Cześć 1- Szczeliniec Wielki
W ramach wspomnień, zabieram Was w niezwykle urokliwe i wyjątkowe pasmo Sudetów. Urokliwe, gdyż wystarczy tylko popatrzeć na krajobraz, rzeźbę i geologiczną atrakcyjność tego terenu, by mieć czyste świadectwo ich wręcz bajkowego charakteru. A wyjątkowe, gdyż to jedyne przecież w skali Polski góry płytowe, powstałe ze skał osadowych.

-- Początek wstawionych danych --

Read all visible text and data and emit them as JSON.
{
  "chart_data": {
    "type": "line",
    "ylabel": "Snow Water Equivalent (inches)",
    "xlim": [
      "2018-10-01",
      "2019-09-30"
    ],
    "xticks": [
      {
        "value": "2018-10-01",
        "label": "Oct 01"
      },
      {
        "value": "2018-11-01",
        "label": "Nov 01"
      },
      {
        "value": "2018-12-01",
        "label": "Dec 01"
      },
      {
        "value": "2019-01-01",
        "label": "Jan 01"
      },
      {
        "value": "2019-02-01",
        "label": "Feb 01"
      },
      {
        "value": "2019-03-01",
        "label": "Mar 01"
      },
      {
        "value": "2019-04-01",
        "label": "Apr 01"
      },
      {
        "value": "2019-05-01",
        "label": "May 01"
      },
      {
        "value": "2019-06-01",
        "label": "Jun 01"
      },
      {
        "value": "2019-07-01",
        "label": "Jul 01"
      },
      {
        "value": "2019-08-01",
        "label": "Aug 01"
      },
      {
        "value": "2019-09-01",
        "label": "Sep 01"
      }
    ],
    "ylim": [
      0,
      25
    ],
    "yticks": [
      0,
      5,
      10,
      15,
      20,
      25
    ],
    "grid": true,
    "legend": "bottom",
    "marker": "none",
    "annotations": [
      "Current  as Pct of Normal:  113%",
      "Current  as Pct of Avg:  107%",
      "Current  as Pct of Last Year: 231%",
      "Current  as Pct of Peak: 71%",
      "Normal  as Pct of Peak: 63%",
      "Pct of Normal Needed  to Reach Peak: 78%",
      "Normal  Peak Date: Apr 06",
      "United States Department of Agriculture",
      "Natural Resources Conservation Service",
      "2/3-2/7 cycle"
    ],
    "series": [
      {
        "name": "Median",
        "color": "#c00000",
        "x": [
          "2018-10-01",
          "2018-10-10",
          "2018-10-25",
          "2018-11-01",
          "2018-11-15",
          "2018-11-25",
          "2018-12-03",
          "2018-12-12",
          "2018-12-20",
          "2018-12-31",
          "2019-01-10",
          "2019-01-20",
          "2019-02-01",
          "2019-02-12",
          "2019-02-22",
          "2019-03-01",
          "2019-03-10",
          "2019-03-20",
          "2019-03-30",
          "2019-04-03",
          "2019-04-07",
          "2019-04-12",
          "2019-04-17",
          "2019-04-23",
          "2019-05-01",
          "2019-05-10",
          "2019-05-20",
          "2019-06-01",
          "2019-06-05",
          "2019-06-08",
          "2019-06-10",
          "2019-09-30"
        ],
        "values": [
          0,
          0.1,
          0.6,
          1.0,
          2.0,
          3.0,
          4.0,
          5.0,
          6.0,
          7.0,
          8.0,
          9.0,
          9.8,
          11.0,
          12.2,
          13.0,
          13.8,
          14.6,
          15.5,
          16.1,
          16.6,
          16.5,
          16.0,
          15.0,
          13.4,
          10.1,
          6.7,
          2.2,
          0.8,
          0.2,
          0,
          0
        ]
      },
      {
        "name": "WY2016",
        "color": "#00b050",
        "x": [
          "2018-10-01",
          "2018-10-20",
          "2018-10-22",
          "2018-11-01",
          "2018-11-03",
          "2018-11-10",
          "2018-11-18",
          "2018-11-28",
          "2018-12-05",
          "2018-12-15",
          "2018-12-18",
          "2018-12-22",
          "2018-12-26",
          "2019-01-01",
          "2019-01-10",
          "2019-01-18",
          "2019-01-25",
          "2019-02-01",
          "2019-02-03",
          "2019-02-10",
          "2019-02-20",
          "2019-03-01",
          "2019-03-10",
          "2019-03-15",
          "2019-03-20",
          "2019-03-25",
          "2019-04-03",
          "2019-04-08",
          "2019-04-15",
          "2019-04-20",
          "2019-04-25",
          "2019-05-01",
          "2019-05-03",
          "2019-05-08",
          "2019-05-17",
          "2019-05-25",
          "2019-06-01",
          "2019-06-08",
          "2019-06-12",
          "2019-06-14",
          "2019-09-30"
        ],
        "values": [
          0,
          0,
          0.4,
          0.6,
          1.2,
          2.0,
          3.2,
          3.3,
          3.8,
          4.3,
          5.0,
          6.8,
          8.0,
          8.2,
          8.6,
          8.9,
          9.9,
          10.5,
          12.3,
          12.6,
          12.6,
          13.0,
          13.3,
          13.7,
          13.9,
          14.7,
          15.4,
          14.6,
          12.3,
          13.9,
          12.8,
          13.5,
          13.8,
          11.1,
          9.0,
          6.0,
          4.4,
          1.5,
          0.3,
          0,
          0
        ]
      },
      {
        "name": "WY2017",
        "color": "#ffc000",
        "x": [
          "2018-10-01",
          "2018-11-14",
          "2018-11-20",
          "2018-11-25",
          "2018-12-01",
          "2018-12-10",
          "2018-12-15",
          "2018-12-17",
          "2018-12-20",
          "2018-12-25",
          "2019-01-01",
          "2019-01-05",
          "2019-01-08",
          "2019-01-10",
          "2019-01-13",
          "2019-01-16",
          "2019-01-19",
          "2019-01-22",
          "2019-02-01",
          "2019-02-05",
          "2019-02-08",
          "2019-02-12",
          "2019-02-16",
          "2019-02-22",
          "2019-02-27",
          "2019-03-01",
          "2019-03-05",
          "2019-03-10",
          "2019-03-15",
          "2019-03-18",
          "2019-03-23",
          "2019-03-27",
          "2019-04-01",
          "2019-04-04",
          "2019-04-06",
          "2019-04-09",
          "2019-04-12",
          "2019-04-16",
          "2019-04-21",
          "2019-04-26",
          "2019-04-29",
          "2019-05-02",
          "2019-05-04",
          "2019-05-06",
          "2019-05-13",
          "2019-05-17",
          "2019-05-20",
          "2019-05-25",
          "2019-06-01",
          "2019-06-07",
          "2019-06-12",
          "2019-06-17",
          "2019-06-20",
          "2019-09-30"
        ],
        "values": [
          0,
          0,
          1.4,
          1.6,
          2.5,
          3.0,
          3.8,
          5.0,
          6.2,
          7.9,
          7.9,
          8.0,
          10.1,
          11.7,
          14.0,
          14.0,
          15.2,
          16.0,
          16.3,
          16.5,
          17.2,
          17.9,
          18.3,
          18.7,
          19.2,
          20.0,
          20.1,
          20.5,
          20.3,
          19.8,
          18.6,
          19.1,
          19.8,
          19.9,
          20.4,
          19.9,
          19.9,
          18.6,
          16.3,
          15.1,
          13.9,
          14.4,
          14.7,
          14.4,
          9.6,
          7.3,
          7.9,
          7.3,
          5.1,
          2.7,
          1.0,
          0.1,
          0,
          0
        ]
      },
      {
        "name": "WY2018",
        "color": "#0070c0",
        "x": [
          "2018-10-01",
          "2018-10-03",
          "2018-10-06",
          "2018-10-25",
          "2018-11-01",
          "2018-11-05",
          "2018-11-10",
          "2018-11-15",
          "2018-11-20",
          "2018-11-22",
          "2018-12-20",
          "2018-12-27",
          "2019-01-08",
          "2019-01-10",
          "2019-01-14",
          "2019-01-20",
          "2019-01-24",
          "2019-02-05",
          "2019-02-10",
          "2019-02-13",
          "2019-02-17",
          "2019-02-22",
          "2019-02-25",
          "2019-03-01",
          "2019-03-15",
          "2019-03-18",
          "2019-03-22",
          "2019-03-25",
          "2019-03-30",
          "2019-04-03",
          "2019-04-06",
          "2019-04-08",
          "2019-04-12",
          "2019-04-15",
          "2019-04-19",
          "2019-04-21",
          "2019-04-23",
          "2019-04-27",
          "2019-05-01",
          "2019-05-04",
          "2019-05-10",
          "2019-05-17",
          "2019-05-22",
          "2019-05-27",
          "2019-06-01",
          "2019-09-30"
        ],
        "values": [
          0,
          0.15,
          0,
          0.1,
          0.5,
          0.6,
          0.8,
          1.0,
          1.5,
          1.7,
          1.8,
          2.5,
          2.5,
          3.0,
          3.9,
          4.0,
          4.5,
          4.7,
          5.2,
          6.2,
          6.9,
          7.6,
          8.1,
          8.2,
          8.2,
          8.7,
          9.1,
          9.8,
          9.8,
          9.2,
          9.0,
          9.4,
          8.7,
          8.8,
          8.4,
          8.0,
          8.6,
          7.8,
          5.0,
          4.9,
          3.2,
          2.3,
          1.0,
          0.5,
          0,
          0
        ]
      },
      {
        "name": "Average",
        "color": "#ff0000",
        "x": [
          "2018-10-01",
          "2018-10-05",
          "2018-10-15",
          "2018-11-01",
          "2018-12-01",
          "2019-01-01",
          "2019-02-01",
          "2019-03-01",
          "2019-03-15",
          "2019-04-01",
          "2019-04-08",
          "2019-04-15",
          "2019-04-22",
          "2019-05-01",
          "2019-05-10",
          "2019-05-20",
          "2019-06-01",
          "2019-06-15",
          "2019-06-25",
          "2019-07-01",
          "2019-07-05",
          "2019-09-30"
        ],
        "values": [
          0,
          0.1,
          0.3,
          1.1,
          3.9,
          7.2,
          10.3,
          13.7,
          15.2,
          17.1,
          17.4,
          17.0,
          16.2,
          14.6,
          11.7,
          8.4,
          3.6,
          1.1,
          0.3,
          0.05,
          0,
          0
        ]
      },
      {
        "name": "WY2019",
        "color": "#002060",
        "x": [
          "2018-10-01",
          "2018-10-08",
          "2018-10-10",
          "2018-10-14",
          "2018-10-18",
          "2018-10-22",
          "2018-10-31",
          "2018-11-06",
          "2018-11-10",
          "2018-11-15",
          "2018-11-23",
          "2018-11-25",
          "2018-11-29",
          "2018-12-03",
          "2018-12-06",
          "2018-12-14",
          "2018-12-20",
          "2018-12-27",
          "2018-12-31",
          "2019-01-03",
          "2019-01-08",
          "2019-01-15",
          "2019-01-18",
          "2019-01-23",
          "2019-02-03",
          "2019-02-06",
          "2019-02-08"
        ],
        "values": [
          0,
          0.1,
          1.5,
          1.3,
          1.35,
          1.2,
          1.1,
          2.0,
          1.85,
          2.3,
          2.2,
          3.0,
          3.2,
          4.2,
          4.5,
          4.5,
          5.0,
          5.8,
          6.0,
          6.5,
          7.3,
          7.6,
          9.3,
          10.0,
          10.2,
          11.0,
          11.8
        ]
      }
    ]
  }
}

Nazwa Góry Stołowe doskonale opisuje ich krajobraz, którego charakterystycznymi elementami są rozległe płaszczyzny zrównań i wznoszące się nad nimi, urwistymi ścianami, płaskie stoiwa skalnych bastionów. Unikalna rzeźba, wzbogacona dużym nagromadzeniem rozmaitych form erozji piaskowców w postaci głębokich szczelin, labiryntów i blokowisk skalnych, czy pojedynczych skałek o niespotykanych kształtach, czyni Góry Stołowe wyjątkowymi w skali Polski. Rzeźba ta jest odzwierciedleniem płytowej budowy geologicznej związanej z osadowym pochodzeniem tworzących je skał. W późnej kredzie, w okresie między ok. 95 do 80 mln lat obszar dzisiejszych Gór Stołowych stanowił zatokę rozległego i płytkiego morza czeskiego. Spływające z przylegających obszarów lądowych rzeki nanosiły materiał zwietrzelinowy, który osadzał się na jego dnie. W rezultacie utworzyły się trzy poziomy piaskowców: dolny, środkowy i górny, powstałe z gruboziarnistych osadów przedzielonych drobnoziarnistymi marglami. Piaskowce te zalegają prawie poziomo, a od licznych pionowych spękań noszą nazwę ciosowych. Skały margliste w południowo- zachodniej części gór łączą się w jeden kompleks o znacznej miąższości. Swój współczesny wygląd Góry Stołowe zawdzięczają stosunkowo młodym ruchom tektonicznym oraz erozji, które rozpoczęły się w miocenie i trwają po dzień dzisiejszy. Charakterystyczne powierzchnie zrównań powstały w wyniku długotrwałych okresów tektonicznego spokoju przed kolejnymi okresami wypiętrzania. Znajdują się one na trzech poziomach:
- Poziom III lub górny - wyniesiony dziś na wysokość 850 - 919 m n.p.m., na fragmentach górnej, najmłodszej, najsilniej zerodowanej piaskowcowej warstwy osadowej (górne piaskowce ciosowe); tworzą go wierzchowiny Wielkiego i Małego Szczelińca, Skalniaka i Narożnika.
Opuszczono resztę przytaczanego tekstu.